As I grew up the flavor and the texture of it have changed to something very hallow with hard and not very tasty skin. My mom and I didn’t really like it so we stopped buying it. Every now and then if I spotted a new bakery I would stop and buy one just to see if the bakery uses the old good recipe for moist and sweet challah but I had no luck.
I haven’t had challah for at least 5 years.
I’ve been looking for a good recipe for quite a while. Finally I decided to try the recipe from “Allrecipes”. I went through a many reviews under it and I made a few changes mentioned in one of them although I had to change it even more. At the end I ended up with totally different recipe but ah… still SO DELICIOUS !!!
After I took if out from the oven altogether with my daughter we couldn’t stop eating it.
I rolled the dough into three strands instead of four. Didn’t use any special way to braid it just the simple “hair style braid”. Because of that it came out a little flat. Next time I will invest an extra few minutes to learn the right way of doing it.
1 1/4 room temperature water
1/2 cup sugar (the original recipe calls for honey but I didn’t have any)
2 Tbsp. olive oil
2 1/2 tsp. salt
1 egg, lightly beaten
3 egg yolks, lightly beaten
2 cups all-purpose flour *
2 cups bread flour
2 1/2 tsp. active dry yeast
1/4 flax-seed meal (optional)
* I guess, it depends on how big your eggs and yolks are but I had to add and extra 2/3 cup flour to the bread machine during the second kneading.

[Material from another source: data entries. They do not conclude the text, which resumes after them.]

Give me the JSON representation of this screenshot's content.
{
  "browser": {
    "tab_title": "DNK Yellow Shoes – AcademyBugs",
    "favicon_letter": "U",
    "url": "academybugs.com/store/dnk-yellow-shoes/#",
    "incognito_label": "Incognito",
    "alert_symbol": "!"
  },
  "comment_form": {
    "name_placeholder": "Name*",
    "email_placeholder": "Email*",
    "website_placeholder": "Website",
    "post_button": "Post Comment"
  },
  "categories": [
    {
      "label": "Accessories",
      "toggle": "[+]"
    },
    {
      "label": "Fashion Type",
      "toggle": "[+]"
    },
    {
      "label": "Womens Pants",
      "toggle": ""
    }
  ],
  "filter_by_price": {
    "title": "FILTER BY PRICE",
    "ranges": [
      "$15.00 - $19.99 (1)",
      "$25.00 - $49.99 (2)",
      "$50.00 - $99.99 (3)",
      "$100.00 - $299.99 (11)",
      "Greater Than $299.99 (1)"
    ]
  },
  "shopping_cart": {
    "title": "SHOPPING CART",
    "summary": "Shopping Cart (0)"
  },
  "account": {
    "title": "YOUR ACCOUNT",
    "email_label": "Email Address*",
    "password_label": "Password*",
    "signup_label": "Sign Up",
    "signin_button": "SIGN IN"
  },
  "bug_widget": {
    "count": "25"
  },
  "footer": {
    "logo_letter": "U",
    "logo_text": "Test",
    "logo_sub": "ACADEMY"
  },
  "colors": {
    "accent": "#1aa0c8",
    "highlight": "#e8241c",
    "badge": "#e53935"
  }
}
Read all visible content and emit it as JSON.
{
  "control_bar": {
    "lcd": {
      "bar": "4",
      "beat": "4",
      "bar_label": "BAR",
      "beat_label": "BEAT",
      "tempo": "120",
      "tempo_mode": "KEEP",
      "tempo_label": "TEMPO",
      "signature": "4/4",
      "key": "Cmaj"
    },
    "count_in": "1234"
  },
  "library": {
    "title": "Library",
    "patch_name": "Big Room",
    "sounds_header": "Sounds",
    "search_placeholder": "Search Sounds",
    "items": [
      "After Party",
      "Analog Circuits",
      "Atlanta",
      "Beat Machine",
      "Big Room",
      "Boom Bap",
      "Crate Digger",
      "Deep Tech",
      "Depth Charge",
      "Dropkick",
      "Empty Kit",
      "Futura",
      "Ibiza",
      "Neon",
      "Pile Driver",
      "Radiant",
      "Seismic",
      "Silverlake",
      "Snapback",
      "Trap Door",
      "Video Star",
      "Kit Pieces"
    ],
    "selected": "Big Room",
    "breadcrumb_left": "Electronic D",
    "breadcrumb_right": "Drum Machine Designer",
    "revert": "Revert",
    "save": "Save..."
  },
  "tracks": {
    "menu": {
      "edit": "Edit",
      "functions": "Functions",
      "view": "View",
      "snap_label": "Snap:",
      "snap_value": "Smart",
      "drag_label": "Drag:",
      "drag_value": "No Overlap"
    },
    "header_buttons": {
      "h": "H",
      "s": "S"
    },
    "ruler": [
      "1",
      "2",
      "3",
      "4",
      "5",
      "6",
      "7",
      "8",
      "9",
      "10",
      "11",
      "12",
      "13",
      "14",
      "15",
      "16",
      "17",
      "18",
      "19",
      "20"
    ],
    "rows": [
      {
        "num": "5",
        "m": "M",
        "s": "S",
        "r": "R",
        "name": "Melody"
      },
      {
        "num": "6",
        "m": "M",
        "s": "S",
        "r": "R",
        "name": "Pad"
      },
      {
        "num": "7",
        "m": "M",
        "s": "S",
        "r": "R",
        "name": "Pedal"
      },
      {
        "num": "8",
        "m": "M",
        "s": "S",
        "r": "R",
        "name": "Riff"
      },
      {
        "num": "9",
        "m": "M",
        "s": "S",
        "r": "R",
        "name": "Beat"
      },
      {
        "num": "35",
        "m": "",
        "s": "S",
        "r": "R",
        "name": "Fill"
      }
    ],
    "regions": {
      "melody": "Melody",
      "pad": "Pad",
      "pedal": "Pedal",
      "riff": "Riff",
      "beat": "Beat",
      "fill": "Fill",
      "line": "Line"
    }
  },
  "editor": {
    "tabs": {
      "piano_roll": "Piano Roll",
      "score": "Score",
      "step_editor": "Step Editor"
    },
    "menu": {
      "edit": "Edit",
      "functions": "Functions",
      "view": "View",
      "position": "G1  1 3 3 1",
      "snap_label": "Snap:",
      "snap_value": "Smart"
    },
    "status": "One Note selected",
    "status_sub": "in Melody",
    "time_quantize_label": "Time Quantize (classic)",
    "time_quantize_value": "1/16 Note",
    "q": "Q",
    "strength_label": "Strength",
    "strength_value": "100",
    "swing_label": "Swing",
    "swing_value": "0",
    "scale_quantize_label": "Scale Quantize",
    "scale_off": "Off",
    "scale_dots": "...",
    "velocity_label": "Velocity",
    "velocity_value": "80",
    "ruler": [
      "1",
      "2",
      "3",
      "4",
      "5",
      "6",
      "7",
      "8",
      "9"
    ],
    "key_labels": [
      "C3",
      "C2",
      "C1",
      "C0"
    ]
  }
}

Add to the bread machine: water, olive oil, beaten egg and yolks, all purpose and bread flour, sprinkle the yeast on top. Close the lid and set on “dough”. During the second kneading if the dough is really runny (like mine was) add and extra 1/3 cup of bread or all purpose flour, close the lid and wait for a minute or two. Repeat until the dough form a soft ball inside the bread machine. At the end add flax-seed meal.
Divide the dough into 3 parts and braid as you would make your hair
or follow this instruction for the right way how to braid challah.
Transfer the challah onto a baking sheet lined with aluminum foil or parchment paper, cover with light towel and let rest for about 60 minutes in a warm place.
After it’s doubled (or tripled) in size preheat the oven to 375.
You can gently brush the top with egg white and sprinkle poppy/sesame seeds on top which I didn’t do.
Bake for about 30 minutes. After 15 minutes if the top of the challah is dark brown you should cover it with aluminum foil to prevent from burning.
I baked mine for too long and I burned the insides a little too much.
The thing was that each time I checked the bread I was expecting to hear a hollow sound when I tapped it but each time it was soft and seemed not quite baked inside. Finally after 40 minutes of baking I had decided to take it out and check the inside.
How surprised I was when it looked perfectly baked.
The entire house smelled like heaven
We ate it with blueberry jam on top. I mean, SHE ate it with the jam. I ate it plain. That’s how I like it.